Dynamics of an electrostatically controlled bulk micromachined silicon torsion mirror in air

Static and dynamic characterizations of micromirrors are important to understand the mirror's responses for different inputs under various conditions. The characterizations are important not only to choose and operate a mirror for a particular end application but also to continuously provide feedback to the design and processing teams in a new mirror development. This feedback should include device behavior, system parameters, and material properties. The dynamic behavior of the mirrors is significant to implement adaptive control algorithms to precisely position the mirror. In this thesis, instrumentation techniques to measure the static and dynamic responses of a bulk micromachined Silicon torsion mirror have been developed. These measurements include tilt angle versus driving voltage curves and frequency response curves. Several important parameters, like the torsion spring constant, damping ratio, natural frequency, moment of inertia, and mass were estimated for the mirror.

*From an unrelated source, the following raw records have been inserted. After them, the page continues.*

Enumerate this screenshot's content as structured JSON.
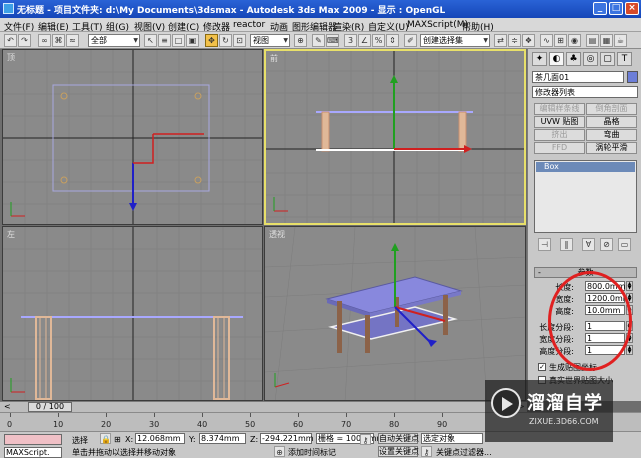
{
  "window": {
    "title": "无标题      -  项目文件夹: d:\\My Documents\\3dsmax      -  Autodesk 3ds Max   2009      -  显示 : OpenGL",
    "minimize": "_",
    "maximize": "□",
    "close": "×"
  },
  "menu": [
    "文件(F)",
    "编辑(E)",
    "工具(T)",
    "组(G)",
    "视图(V)",
    "创建(C)",
    "修改器",
    "reactor",
    "动画",
    "图形编辑器",
    "渲染(R)",
    "自定义(U)",
    "MAXScript(M)",
    "帮助(H)"
  ],
  "toolbar": {
    "selection_filter": "全部",
    "ref_coord": "视图",
    "named_selection": "创建选择集"
  },
  "viewports": {
    "top": "顶",
    "front": "前",
    "left": "左",
    "perspective": "透视"
  },
  "command_panel": {
    "object_name": "茶几面01",
    "modifier_list": "修改器列表",
    "buttons": [
      {
        "label": "编辑样条线",
        "enabled": false
      },
      {
        "label": "倒角剖面",
        "enabled": false
      },
      {
        "label": "UVW 贴图",
        "enabled": true
      },
      {
        "label": "晶格",
        "enabled": true
      },
      {
        "label": "挤出",
        "enabled": false
      },
      {
        "label": "弯曲",
        "enabled": true
      },
      {
        "label": "FFD",
        "enabled": false
      },
      {
        "label": "涡轮平滑",
        "enabled": true
      }
    ],
    "stack_item": "Box",
    "rollout_title": "参数",
    "params": [
      {
        "label": "长度:",
        "value": "800.0mm"
      },
      {
        "label": "宽度:",
        "value": "1200.0mm"
      },
      {
        "label": "高度:",
        "value": "10.0mm"
      },
      {
        "label": "长度分段:",
        "value": "1"
      },
      {
        "label": "宽度分段:",
        "value": "1"
      },
      {
        "label": "高度分段:",
        "value": "1"
      }
    ],
    "checkbox_mapping": "生成贴图坐标",
    "checkbox_realworld": "真实世界贴图大小",
    "checkbox_mapping_checked": true,
    "checkbox_realworld_checked": false
  },
  "timeline": {
    "frame": "0 / 100",
    "ticks": [
      "0",
      "10",
      "20",
      "30",
      "40",
      "50",
      "60",
      "70",
      "80",
      "90"
    ]
  },
  "status": {
    "listener": "MAXScript.",
    "selected": "选择",
    "x_label": "X:",
    "x": "12.068mm",
    "y_label": "Y:",
    "y": "8.374mm",
    "z_label": "Z:",
    "z": "-294.221mm",
    "grid": "栅格 = 100.0mm",
    "autokey": "自动关键点",
    "selected_obj": "选定对象",
    "setkey": "设置关键点",
    "keyfilter": "关键点过滤器...",
    "prompt": "单击并拖动以选择并移动对象",
    "add_time_tag": "添加时间标记"
  },
  "watermark": {
    "title": "溜溜自学",
    "url": "ZIXUE.3D66.COM"
  }
}
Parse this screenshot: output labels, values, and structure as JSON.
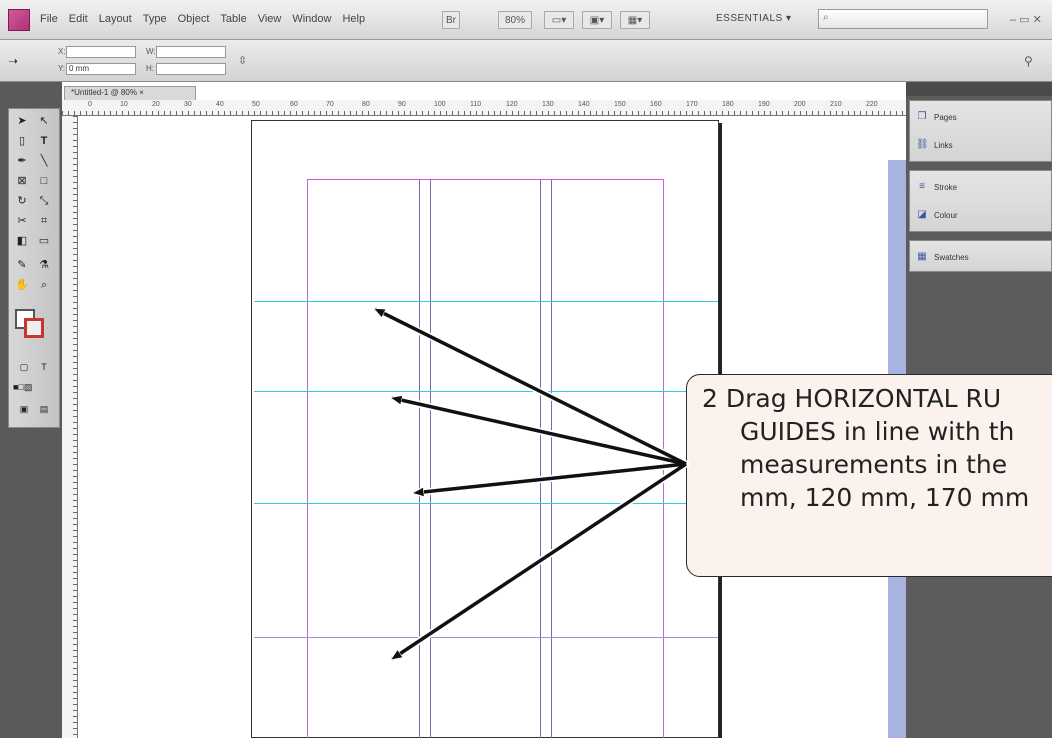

These parameters were incorporated in the mirror model to simulate the mirror responses. Agreement of the simulated and experimental results confirmed the validity of the measurement techniques. Effects of nonlinearity in the torsion springs resulted in deviations between the actual and the simulated mirror responses at higher voltages and at larger angles. The measured parameters were further used to simulate the dynamic responses, response to a step voltage, capacitance variations, and the dynamic deformations of the mirror. The various parameters estimated will be central to implementing feedback control algorithms to accurately position the mirror throughout the entire gap.